The scores on the above tests were summarized in two composite measures that averaged them together to create overall measures of children’s combined achievement in literacy, language, and math. One composite score combined the 6 tests given each year and the other also added the two tests given only in kindergarten and beyond.
The following behavioral assessments were also studied:
Work-related skills (The ability to work independently, listen to the teacher, remember and comply with instructions, complete tasks, function within designated time periods, and otherwise engage appropriately in classroom activities.)
Social behaviors (group activities, play, expression of feelings etc.)
Readiness for grade level work
Liking for school
Behavior problems (explosive or overactive behaviors,attention problems, physical or relational aggression, social withdrawal or anxiety,motor difficulties etc.)
Peer relations (Whether other children in the classroom like the target child and how many close friends the target child has.)
- At the end of pre‐k, the TN‐VPK children had significantly higher achievement scores on all 6 of the subtests, with the largest effects on the two literacy outcomes.
- By the end of kindergarten, the control children had caught up to the TN‐VPK children and there were no longer significant differences between them on any achievement measures. The same result was obtained at the end of first grade using both composite achievement measures
- In second grade, the TN‐VPK children scored lower than the control children on most of the measures. The differences were significant on both achievement composite measures and on the math subtests. The moderating effects of ESL status and mothers’ education were no longer significant.
- In the spring the first grade teachers reversed the fall kindergarten teacher ratings. First grade teachers rated the TN‐VPK children as less well prepared for school, having poorer work skills in the classrooms, and feeling more negative about school. It is notable that these ratings preceded the downward achievement trend we found for VPK children in second and third grades.
- The second and third grade teachers rated the behaviors and feelings of children in the two groups as the same.
- There was a marginally significant effect for positive peer relations favoring the TN‐VPK children by third grade teachers.
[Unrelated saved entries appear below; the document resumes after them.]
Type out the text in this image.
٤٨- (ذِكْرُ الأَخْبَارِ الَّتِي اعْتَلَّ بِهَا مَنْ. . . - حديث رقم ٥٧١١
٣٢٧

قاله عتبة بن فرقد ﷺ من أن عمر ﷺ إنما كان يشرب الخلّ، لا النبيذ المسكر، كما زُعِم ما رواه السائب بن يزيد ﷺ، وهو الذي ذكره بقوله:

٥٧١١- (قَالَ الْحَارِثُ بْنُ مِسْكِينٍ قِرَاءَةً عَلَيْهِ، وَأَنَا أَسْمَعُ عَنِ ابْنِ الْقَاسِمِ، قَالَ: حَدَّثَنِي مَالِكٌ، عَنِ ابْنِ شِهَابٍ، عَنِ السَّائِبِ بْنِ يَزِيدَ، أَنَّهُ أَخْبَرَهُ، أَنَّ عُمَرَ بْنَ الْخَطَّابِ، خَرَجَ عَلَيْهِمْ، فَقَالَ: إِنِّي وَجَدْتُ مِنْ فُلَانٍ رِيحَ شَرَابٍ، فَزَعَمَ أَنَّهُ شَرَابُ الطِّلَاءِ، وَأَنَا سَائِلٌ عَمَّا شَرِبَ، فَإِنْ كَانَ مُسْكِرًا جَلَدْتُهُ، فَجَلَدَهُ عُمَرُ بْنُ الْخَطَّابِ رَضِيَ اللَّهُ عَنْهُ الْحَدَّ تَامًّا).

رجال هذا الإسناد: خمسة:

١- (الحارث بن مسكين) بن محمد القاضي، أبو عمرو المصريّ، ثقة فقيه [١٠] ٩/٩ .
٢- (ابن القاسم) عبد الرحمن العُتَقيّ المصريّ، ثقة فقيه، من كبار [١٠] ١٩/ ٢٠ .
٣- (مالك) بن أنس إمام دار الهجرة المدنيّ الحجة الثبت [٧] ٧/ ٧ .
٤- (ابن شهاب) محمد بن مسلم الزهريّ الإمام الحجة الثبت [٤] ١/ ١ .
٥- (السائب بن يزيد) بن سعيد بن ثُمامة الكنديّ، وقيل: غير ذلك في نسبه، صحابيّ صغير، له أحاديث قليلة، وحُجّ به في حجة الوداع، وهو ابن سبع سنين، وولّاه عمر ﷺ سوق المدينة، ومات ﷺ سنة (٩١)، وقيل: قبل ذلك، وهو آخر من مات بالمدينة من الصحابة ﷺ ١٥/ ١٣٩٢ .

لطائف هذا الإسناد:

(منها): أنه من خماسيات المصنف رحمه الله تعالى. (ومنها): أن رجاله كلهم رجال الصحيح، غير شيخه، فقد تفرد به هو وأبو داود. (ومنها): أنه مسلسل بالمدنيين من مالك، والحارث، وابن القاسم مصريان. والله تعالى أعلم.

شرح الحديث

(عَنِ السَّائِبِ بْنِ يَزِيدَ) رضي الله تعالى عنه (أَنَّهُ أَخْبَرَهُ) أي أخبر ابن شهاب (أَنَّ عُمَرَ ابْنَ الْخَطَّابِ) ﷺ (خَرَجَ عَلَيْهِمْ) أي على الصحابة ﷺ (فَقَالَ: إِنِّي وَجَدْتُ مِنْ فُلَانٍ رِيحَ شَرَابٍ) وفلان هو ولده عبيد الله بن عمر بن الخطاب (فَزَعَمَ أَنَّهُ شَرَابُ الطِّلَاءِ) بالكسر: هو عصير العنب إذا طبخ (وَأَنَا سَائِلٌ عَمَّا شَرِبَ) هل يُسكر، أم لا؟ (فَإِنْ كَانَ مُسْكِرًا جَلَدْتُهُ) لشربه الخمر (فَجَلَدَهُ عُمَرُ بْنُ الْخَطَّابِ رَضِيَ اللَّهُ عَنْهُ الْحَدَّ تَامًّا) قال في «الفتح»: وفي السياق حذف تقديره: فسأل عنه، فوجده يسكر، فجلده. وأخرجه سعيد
Two programs preceded this study which have been used to support the need for and effectiveness of early childhood education, the Perry Preschool program and the Chicago Child Parent Center program. The study’s authors noted that, to replicate the Perry program would cost $20,000/child in today’s dollars, far more than any state has to spend on universal pre-k. The Chicago program followed the children starting at 6 weeks, continued until kindergarten and provided full day care for 50 weeks of the year, again well beyond what most states can afford for preschool and, considering the results, of questionable benefit.
Missouri State Board of Education member Peter Herschend announced in the September board meeting that he believed the board “owed” the Missouri legislature a request for $500,000,000 for early childhood education and that such a request could be spread over 52 line items if need be.
It would be in the Board’s best interest to become familiar with the Vanderbilt study before having the audacity to request such a large sum of money for programs that show little impact beyond third grade, even for children from poor neighborhoods, whose mothers have low levels of education. In fact, they should pay special attention to the finding in the fourth bullet which warns that states may be shooting themselves in the foot with such programs, producing students who are even LESS interested in school than if we had done nothing.